Exam 1 Prep Flashcards
(47 cards)
What are the 4 types of herniated nucleus pulposus (HNP)?
-Intra-spongy nuclear herniation
-Protrusion/prolapse w/ and w/ out spinal nerve root involvement
-Extrusion
-Sequestration
What are the 4 grades of intra-spongy nuclear herniation?
-Grade I: subchondral fx in vertebral body
-Grade II: small cracks in ednplates
-Grade III: a crack in which a piece of bone has shifted
-Grade IV: a crack in which pieces of bone has shifted and disc material is forced through the crack
What is a protrusion without spinal nerve root involvement?

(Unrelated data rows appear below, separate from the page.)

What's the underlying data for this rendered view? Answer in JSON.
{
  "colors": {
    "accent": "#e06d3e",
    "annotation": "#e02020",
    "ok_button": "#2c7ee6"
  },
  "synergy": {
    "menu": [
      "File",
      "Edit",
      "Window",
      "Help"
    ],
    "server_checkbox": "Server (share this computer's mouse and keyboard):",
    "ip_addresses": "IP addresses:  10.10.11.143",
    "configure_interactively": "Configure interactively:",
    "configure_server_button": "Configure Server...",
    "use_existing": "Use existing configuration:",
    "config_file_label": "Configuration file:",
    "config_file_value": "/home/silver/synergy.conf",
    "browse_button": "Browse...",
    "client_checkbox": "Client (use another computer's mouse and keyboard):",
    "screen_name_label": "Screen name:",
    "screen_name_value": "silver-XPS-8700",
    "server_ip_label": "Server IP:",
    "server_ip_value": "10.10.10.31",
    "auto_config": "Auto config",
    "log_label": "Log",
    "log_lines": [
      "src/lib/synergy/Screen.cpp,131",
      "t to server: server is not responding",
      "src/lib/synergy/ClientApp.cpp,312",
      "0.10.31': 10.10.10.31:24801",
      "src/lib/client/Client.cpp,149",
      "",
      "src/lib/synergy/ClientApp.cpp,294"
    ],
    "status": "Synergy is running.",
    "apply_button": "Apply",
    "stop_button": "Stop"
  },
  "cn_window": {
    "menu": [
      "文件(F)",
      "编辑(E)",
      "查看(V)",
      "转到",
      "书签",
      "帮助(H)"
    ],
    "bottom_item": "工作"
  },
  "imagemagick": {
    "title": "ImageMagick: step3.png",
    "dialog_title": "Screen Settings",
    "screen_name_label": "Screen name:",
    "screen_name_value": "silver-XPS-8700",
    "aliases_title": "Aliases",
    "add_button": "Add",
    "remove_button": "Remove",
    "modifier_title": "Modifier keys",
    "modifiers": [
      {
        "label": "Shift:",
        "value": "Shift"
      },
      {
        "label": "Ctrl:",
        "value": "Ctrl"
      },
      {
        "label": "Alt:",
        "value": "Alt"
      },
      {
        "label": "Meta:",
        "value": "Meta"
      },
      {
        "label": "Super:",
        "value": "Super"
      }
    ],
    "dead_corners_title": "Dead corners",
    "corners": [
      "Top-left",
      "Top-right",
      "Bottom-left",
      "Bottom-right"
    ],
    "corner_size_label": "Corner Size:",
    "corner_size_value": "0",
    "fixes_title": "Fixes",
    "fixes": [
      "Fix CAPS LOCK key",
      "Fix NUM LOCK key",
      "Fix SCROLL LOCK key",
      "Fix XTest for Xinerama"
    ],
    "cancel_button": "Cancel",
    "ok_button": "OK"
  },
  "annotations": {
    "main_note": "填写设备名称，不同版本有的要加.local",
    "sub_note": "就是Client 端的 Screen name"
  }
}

-Displacement of nuclear material beyond normal confines of the inner annulus, producing a discreet bulge in the outer annulus
-No nuclear material escapes the outer annulus fibrosis or posterior longitudinal ligament
-Most common in L4-L5 and L5-S1
What is extrusion?
-Displaced nuclear material extrudes into the spinal canal through disrupted fibers of the annulus fibrosis and PLL but is still in contact with the disk
-Nuclear material escapes into the spinal canal as free fragments
What is facet impingement?
-Usually occurs due to a sudden, unguarded movement involving extension, SB, and/or rotation with little to no trauma
-“Nipping” of intervertebral menisci
What is facet sprain?
-More severe injury than impingement or a progression of a repetitive facet impingement
-Moderate to severe trauma
What can facet movement dysfunction be a result of?
-Hypomobility secondary to ligament tear, muscle tear, contusion, meniscoid entrapment, facet subluxation
-Hypermobility secondary to extra-articular or periarticular cause of distinction made by end feel during PPIVM and PAIVM
What is the clinical prediction rules for spinal manipulation?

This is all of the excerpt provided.